The major parts of the bill say insurance companies can't deny coverage for pre-existing conditions, the uninsured can find coverage using a new health insurance exchange and that total out of pocket expenses would be capped. As part of the health insurance exchange, the government would offer its own health insurance plan called the public option.
The bill would require everyone to have health insurance and require most businesses to provide it. There are penalties for those who don't sign up for health insurance coverage and for businesses that refuse to provide it for their employees.
One major issue for Minnesota is the current differences in how the federal government reimburses doctors and hospitals who treat patients on Medicare and Medicaid. Many Minnesota lawmakers have argued that the current system penalizes Minnesota because it provides high-quality care at lower prices than other parts of the country.
Some Minnesota House members, notably Collin Peterson, say the House bill doesn't go far enough in equalizing these disparities. The House bill would require the Institute of Medicine to conduct two studies that analyze payment differences and design a new system to standardize payments. The federal government would carry out the Institute's recommendations unless Congress disapproves, a solution Rep. Betty McCollum helped design.
It's unclear how the House plan would affect Minnesota's health insurance programs such as MinnesotaCare and Medical Assistance. MinnesotaCare is a publicly subsidized program for Minnesotans who don't have access to affordable health care coverage, and whose average monthly enrollment in 2008 was 114,000.
The House plan creates a similar subsidized insurance system that would include more people than that in Minnesota so it's possible it could save the state money.
Medical Assistance is Minnesota's Medicaid program and covers an average of 527,000 low-income senior citizens, children, parents, and people with disabilities each month. It's jointly funded by the federal and state governments. The federal government's share was $3.1 billion in 2008; the state's share was $3 billion.

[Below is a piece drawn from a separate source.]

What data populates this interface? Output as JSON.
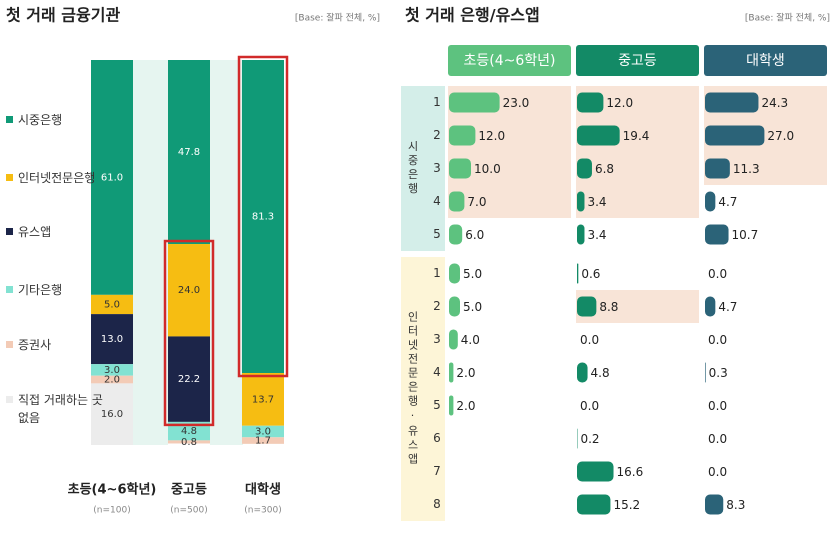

The Minnesota Department of Human Services said there are so many moving parts to the House reform legislation that it's too early to predict whether Minnesota will see a net loss or a net gain. The state legislature will ultimately have to sort that out if Congress passes a health care overhaul bill.
One of the ways the House bill funds reform would be a tax on high-income earners. Individuals who earn annually more than $500,000 or couples making $1 million or more would have to pay a so-called "health care surcharge."
In Minnesota, there are are about 8,000 households that would be affected or about .03 percent all the households in the state. Those in that income range would see their taxes go up by another 5.5 percent.
The House bill also imposes a tax on medical device makers. The House bill calls for a $20 billion fee on medical device manufacturers that would begin in 2013. That's about half the size of a tax being debated in the Senate.
The state's congressional delegation has opposed the tax increase because they say it would result in job cuts for medical device makers with a large presence in Minnesota. Supporters of the tax say expanding health coverage would create new business for the device manufacturers, and it make sense to ask them to help pay for the program.
Minnesotans would also see a change in what's called age-rating. This allows insurance companies to charge older individuals seeking insurance on the open market and some who work for small companies more solely because of their age. In Minnesota right now, insurance companies can charge those aged 50 to 64 three times as much as a younger adult. The House bill would cap age-rating at twice as much.
Passing the house bill was a significant step but only one step. It's now up to the U.S. Senate to merge its bills on health care reform. Senate Majority Leader Harry Reid, D-Nevada hinted the Senate might not be able to finish its work by the end of the year.
Several senators say the final version of a health care bill is likely to be dramatically different from the plan passed by the House.